All of the hospitals experienced some form of temporary network disruption. Some, like Hollywood Presbyterian Medical Center, even paid the ransom.
The malware intrusions will keep mounting until hospitals — the target du jour for crime circles — re-evaluate how they build their cyberdefenses, said Chris Ensey, COO of Dunbar Security Solutions.
“I do believe that we are on the cusp of a larger spread of this type of activity,” Ensey said.
Financial health for hackers
But why hospitals? And why now? Simple, Ensey said. It’s a quest for more revenue.
“What we’re seeing is the macroevolution of ransomware and the tactics that are being used by organized crime to continue to expand the revenue generated from ransomware,” Ensey said. “The most productive way to do that is by targeted campaigns.”
Hackers started, he said, by sending the malicious software to “a big list of email addresses” in an effort to hook as many people as possible. The hope was they’d get into a few computers, hijack the data on them and make money off each catch.

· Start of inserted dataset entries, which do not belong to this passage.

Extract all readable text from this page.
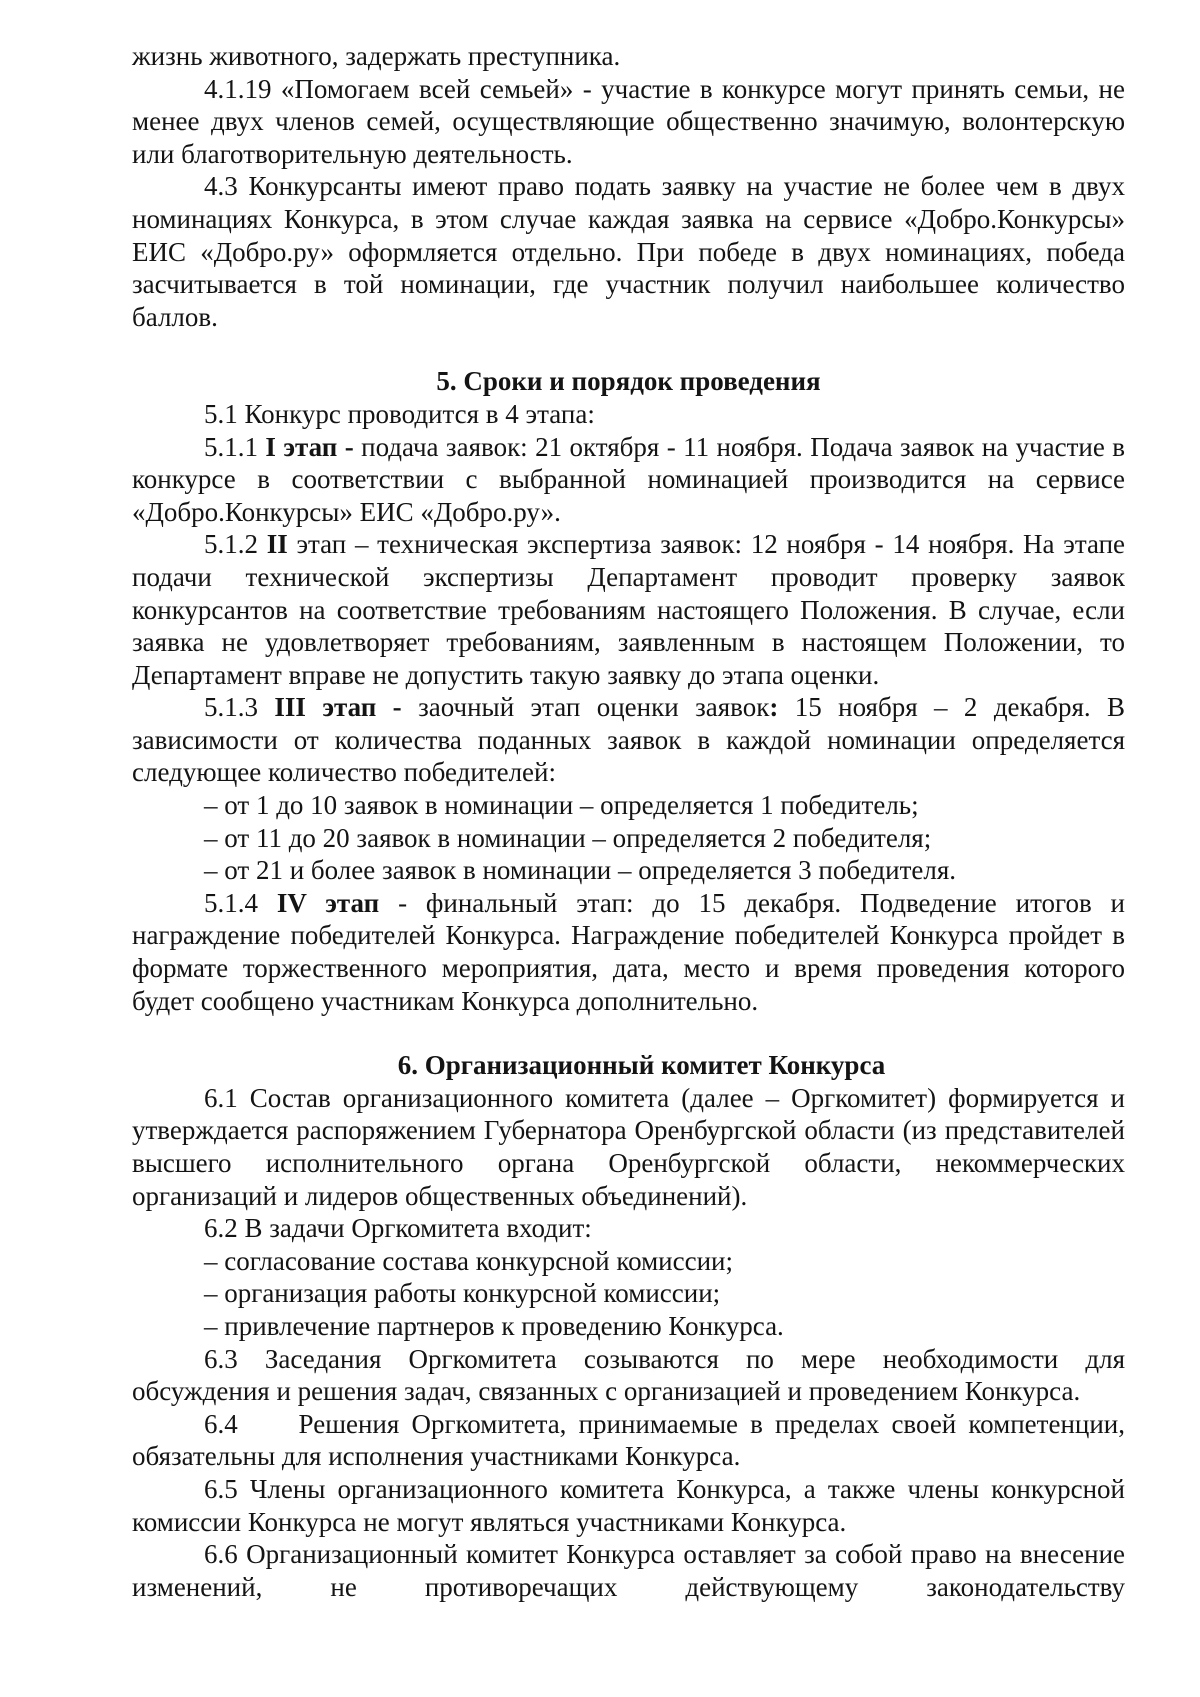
жизнь животного, задержать преступника.

4.1.19 «Помогаем всей семьей» - участие в конкурсе могут принять семьи, не менее двух членов семей, осуществляющие общественно значимую, волонтерскую или благотворительную деятельность.

4.3 Конкурсанты имеют право подать заявку на участие не более чем в двух номинациях Конкурса, в этом случае каждая заявка на сервисе «Добро.Конкурсы» ЕИС «Добро.ру» оформляется отдельно. При победе в двух номинациях, победа засчитывается в той номинации, где участник получил наибольшее количество баллов.

5. Сроки и порядок проведения

5.1 Конкурс проводится в 4 этапа:

5.1.1 I этап - подача заявок: 21 октября - 11 ноября. Подача заявок на участие в конкурсе в соответствии с выбранной номинацией производится на сервисе «Добро.Конкурсы» ЕИС «Добро.ру».

5.1.2 II этап – техническая экспертиза заявок: 12 ноября - 14 ноября. На этапе подачи технической экспертизы Департамент проводит проверку заявок конкурсантов на соответствие требованиям настоящего Положения. В случае, если заявка не удовлетворяет требованиям, заявленным в настоящем Положении, то Департамент вправе не допустить такую заявку до этапа оценки.

5.1.3 III этап - заочный этап оценки заявок: 15 ноября – 2 декабря. В зависимости от количества поданных заявок в каждой номинации определяется следующее количество победителей:

– от 1 до 10 заявок в номинации – определяется 1 победитель;

– от 11 до 20 заявок в номинации – определяется 2 победителя;

– от 21 и более заявок в номинации – определяется 3 победителя.

5.1.4 IV этап - финальный этап: до 15 декабря. Подведение итогов и награждение победителей Конкурса. Награждение победителей Конкурса пройдет в формате торжественного мероприятия, дата, место и время проведения которого будет сообщено участникам Конкурса дополнительно.

6. Организационный комитет Конкурса

6.1 Состав организационного комитета (далее – Оргкомитет) формируется и утверждается распоряжением Губернатора Оренбургской области (из представителей высшего исполнительного органа Оренбургской области, некоммерческих организаций и лидеров общественных объединений).

6.2 В задачи Оргкомитета входит:

– согласование состава конкурсной комиссии;

– организация работы конкурсной комиссии;

– привлечение партнеров к проведению Конкурса.

6.3 Заседания Оргкомитета созываются по мере необходимости для обсуждения и решения задач, связанных с организацией и проведением Конкурса.

6.4     Решения Оргкомитета, принимаемые в пределах своей компетенции, обязательны для исполнения участниками Конкурса.

6.5 Члены организационного комитета Конкурса, а также члены конкурсной комиссии Конкурса не могут являться участниками Конкурса.

6.6 Организационный комитет Конкурса оставляет за собой право на внесение изменений, не противоречащих действующему законодательству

That evolved into spear phishing — similar phony-email schemes but customized for specific organizations. Hospitals use technologies that help them meet requirements set by the healthcare privacy law HIPAA and other mandates, and those are usually fine, Ensey said. Antivirus software and packet filtering as part of firewall protection “catch the common stuff.” But cybercriminals have gotten good at finding ways to burrow into systems. Hospitals in turn, have to get better at keeping them out, he said.
Guarding against malware intrusions
You may recognize the name Dunbar from the armored cars that banks and other businesses hire to transport large sums of cash. It also sells managed security services, so of course, Ensey stands by those. His pitch: Hospitals can focus on their healthcare infrastructure while Dunbar constantly monitors for attacks. His general-purpose advice for hospitals is to keep pace with the technologies used to hack them.
A “very, very comprehensive backup strategy for their data” is a good start. Using automated backups is a solid strategy; so is the more expensive measure of highly secured colocation facilities to which hospitals can send their data over encrypted channels and replicate it.
Hospitals should also take another look at how they set up employee work stations with access to the Internet, since those can serve as portals for ransomware that can hold healthcare data hostage, Ensey said. Email can be a conduit for malware intrusions, and so can malvertisements — online ads that proliferate malicious software.
And healthcare institutions not only need a CISO in charge of cybersecurity, Ensey said — that executive needs to have “a seat at the table” — the business strategy table, that is. The CISO should have close ties to the CIO, the chief medical officer and the risk management team.
“Being part of those conversations is absolutely paramount to every decision that they make,” he said.